Beyond Visual Safety: Jailbreaking Multimodal Large Language Models for Harmful Image Generation via Semantic-Agnostic Inputs
Mingyu Yu, Lana Liu, Zhehao Zhao, Wei Wang, Sujuan Qin
TL;DR
This work addresses the visual safety vulnerabilities of multimodal LLMs by introducing Beyond Visual Safety (BVS), a jailbreak framework that decouples malicious intent from inputs through semantic neutralization and inductive recomposition. The three-stage pipeline—Visual Guidance Generation, Neutralized Visual Splicing, and a Chinese Inductive Prompt—uses the Multi-Image Distance Optimization Selection (MIDOS) algorithm to assemble semantically diluted inputs that provoke latent harm during inference.
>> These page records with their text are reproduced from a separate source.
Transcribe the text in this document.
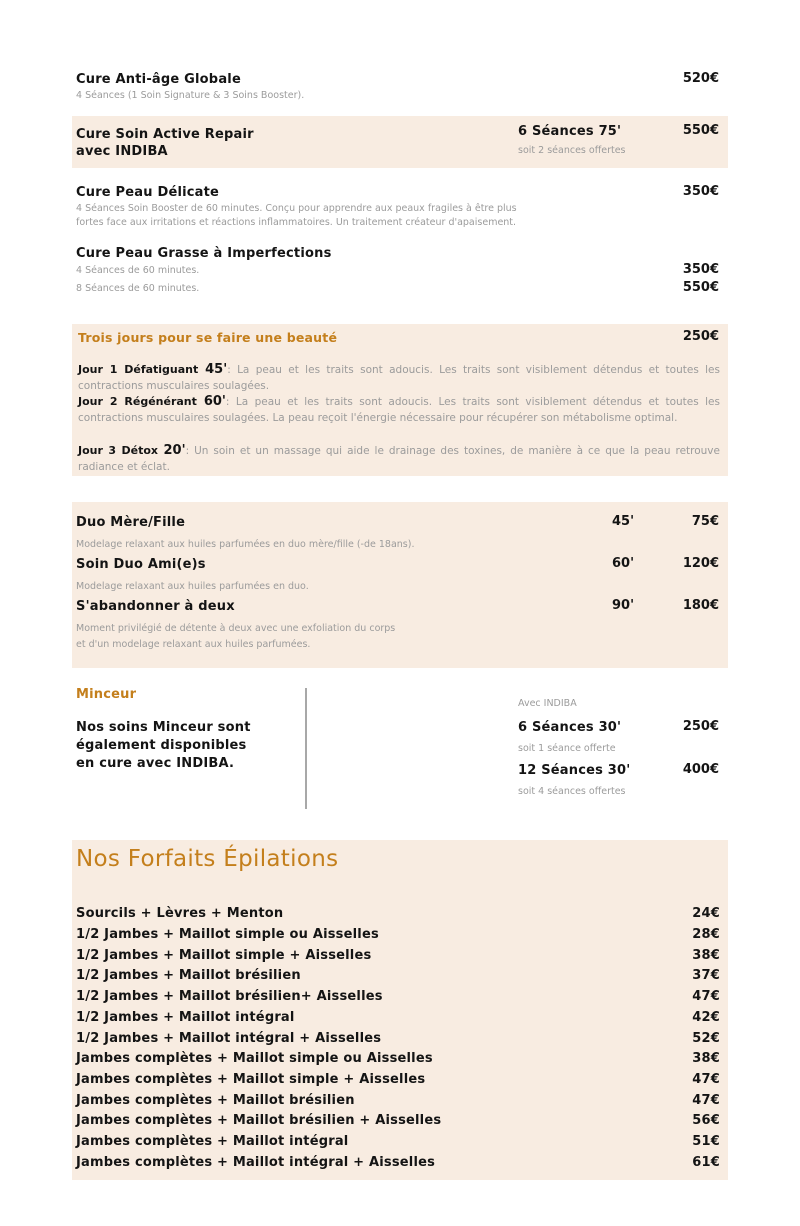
Cure Anti-âge Globale
4 Séances (1 Soin Signature & 3 Soins Booster).
520€
Cure Soin Active Repair
avec INDIBA
6 Séances 75'
soit 2 séances offertes
550€
Cure Peau Délicate
4 Séances Soin Booster de 60 minutes. Conçu pour apprendre aux peaux fragiles à être plus
fortes face aux irritations et réactions inflammatoires. Un traitement créateur d'apaisement.
350€
Cure Peau Grasse à Imperfections
4 Séances de 60 minutes.	350€
8 Séances de 60 minutes.	550€
Trois jours pour se faire une beauté	250€
Jour 1 Défatiguant 45': La peau et les traits sont adoucis. Les traits sont visiblement détendus et toutes les contractions musculaires soulagées.
Jour 2 Régénérant 60': La peau et les traits sont adoucis. Les traits sont visiblement détendus et toutes les contractions musculaires soulagées. La peau reçoit l'énergie nécessaire pour récupérer son métabolisme optimal.
Jour 3 Détox 20': Un soin et un massage qui aide le drainage des toxines, de manière à ce que la peau retrouve radiance et éclat.
Duo Mère/Fille	45'	75€
Modelage relaxant aux huiles parfumées en duo mère/fille (-de 18ans).
Soin Duo Ami(e)s	60'	120€
Modelage relaxant aux huiles parfumées en duo.
S'abandonner à deux	90'	180€
Moment privilégié de détente à deux avec une exfoliation du corps
et d'un modelage relaxant aux huiles parfumées.
Minceur
Nos soins Minceur sont
également disponibles
en cure avec INDIBA.
Avec INDIBA
6 Séances 30'	250€
soit 1 séance offerte
12 Séances 30'	400€
soit 4 séances offertes
Nos Forfaits Épilations
Sourcils + Lèvres + Menton	24€
1/2 Jambes + Maillot simple ou Aisselles	28€
1/2 Jambes + Maillot simple + Aisselles	38€
1/2 Jambes + Maillot brésilien	37€
1/2 Jambes + Maillot brésilien+ Aisselles	47€
1/2 Jambes + Maillot intégral	42€
1/2 Jambes + Maillot intégral + Aisselles	52€
Jambes complètes + Maillot simple ou Aisselles	38€
Jambes complètes + Maillot simple + Aisselles	47€
Jambes complètes + Maillot brésilien	47€
Jambes complètes + Maillot brésilien + Aisselles	56€
Jambes complètes + Maillot intégral	51€
Jambes complètes + Maillot intégral + Aisselles	61€
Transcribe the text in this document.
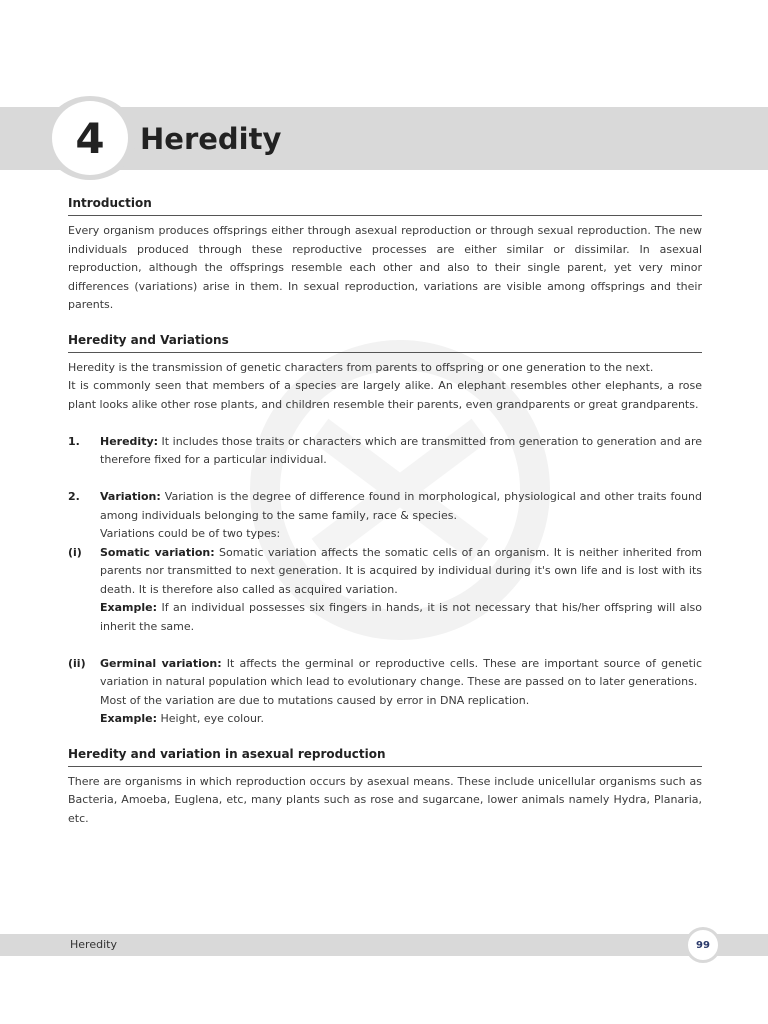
4	Heredity
Introduction

Every organism produces offsprings either through asexual reproduction or through sexual reproduction. The new individuals produced through these reproductive processes are either similar or dissimilar. In asexual reproduction, although the offsprings resemble each other and also to their single parent, yet very minor differences (variations) arise in them. In sexual reproduction, variations are visible among offsprings and their parents.

Heredity and Variations

Heredity is the transmission of genetic characters from parents to offspring or one generation to the next.

It is commonly seen that members of a species are largely alike. An elephant resembles other elephants, a rose plant looks alike other rose plants, and children resemble their parents, even grandparents or great grandparents.

1.	Heredity: It includes those traits or characters which are transmitted from generation to generation and are therefore fixed for a particular individual.
2.	Variation: Variation is the degree of difference found in morphological, physiological and other traits found among individuals belonging to the same family, race & species.
Variations could be of two types:
(i)	Somatic variation: Somatic variation affects the somatic cells of an organism. It is neither inherited from parents nor transmitted to next generation. It is acquired by individual during it's own life and is lost with its death. It is therefore also called as acquired variation.
Example: If an individual possesses six fingers in hands, it is not necessary that his/her offspring will also inherit the same.
(ii)	Germinal variation: It affects the germinal or reproductive cells. These are important source of genetic variation in natural population which lead to evolutionary change. These are passed on to later generations.
Most of the variation are due to mutations caused by error in DNA replication.
Example: Height, eye colour.
Heredity and variation in asexual reproduction

There are organisms in which reproduction occurs by asexual means. These include unicellular organisms such as Bacteria, Amoeba, Euglena, etc, many plants such as rose and sugarcane, lower animals namely Hydra, Planaria, etc.

Heredity	99
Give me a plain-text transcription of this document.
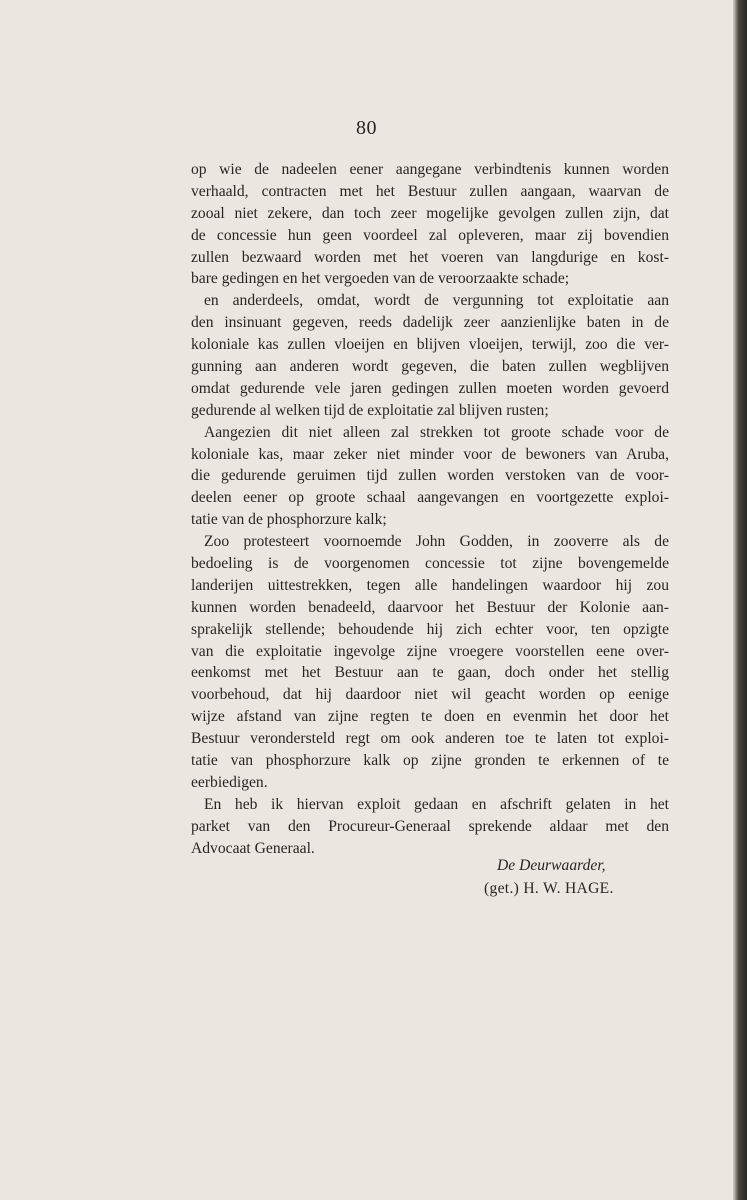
80
op wie de nadeelen eener aangegane verbindtenis kunnen worden
verhaald, contracten met het Bestuur zullen aangaan, waarvan de
zooal niet zekere, dan toch zeer mogelijke gevolgen zullen zijn, dat
de concessie hun geen voordeel zal opleveren, maar zij bovendien
zullen bezwaard worden met het voeren van langdurige en kost-
bare gedingen en het vergoeden van de veroorzaakte schade;
en anderdeels, omdat, wordt de vergunning tot exploitatie aan
den insinuant gegeven, reeds dadelijk zeer aanzienlijke baten in de
koloniale kas zullen vloeijen en blijven vloeijen, terwijl, zoo die ver-
gunning aan anderen wordt gegeven, die baten zullen wegblijven
omdat gedurende vele jaren gedingen zullen moeten worden gevoerd
gedurende al welken tijd de exploitatie zal blijven rusten;
Aangezien dit niet alleen zal strekken tot groote schade voor de
koloniale kas, maar zeker niet minder voor de bewoners van Aruba,
die gedurende geruimen tijd zullen worden verstoken van de voor-
deelen eener op groote schaal aangevangen en voortgezette exploi-
tatie van de phosphorzure kalk;
Zoo protesteert voornoemde John Godden, in zooverre als de
bedoeling is de voorgenomen concessie tot zijne bovengemelde
landerijen uittestrekken, tegen alle handelingen waardoor hij zou
kunnen worden benadeeld, daarvoor het Bestuur der Kolonie aan-
sprakelijk stellende; behoudende hij zich echter voor, ten opzigte
van die exploitatie ingevolge zijne vroegere voorstellen eene over-
eenkomst met het Bestuur aan te gaan, doch onder het stellig
voorbehoud, dat hij daardoor niet wil geacht worden op eenige
wijze afstand van zijne regten te doen en evenmin het door het
Bestuur verondersteld regt om ook anderen toe te laten tot exploi-
tatie van phosphorzure kalk op zijne gronden te erkennen of te
eerbiedigen.
En heb ik hiervan exploit gedaan en afschrift gelaten in het
parket van den Procureur-Generaal sprekende aldaar met den
Advocaat Generaal.
De Deurwaarder,
(get.) H. W. HAGE.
The study provides a dedicated benchmark of 110 high-severity prompts and demonstrates that BVS achieves near-perfect jailbreak success on GPT-5 ($\$98.21\%$) and strong performance on Gemini 1.5, significantly outperforming existing image-based jailbreaks. Findings reveal critical, previously hidden vulnerabilities in current visual safety alignments and underscore the need for fine-grained, intent-aware defenses against fragmented semantic attacks in multimodal systems.
Abstract
The rapid advancement of Multimodal Large Language Models (MLLMs) has introduced complex security challenges, particularly at the intersection of textual and visual safety. While existing schemes have explored the security vulnerabilities of MLLMs, the investigation into their visual safety boundaries remains insufficient. In this paper, we propose Beyond Visual Safety (BVS), a novel image-text pair jailbreaking framework specifically designed to probe the visual safety boundaries of MLLMs. BVS employs a "reconstruction-then-generation" strategy, leveraging neutralized visual splicing and inductive recomposition to decouple malicious intent from raw inputs, thereby leading MLLMs to be induced into generating harmful images. Experimental results demonstrate that BVS achieves a remarkable jailbreak success rate of 98.21\% against GPT-5 (12 January 2026 release). Our findings expose critical vulnerabilities in the visual safety alignment of current MLLMs.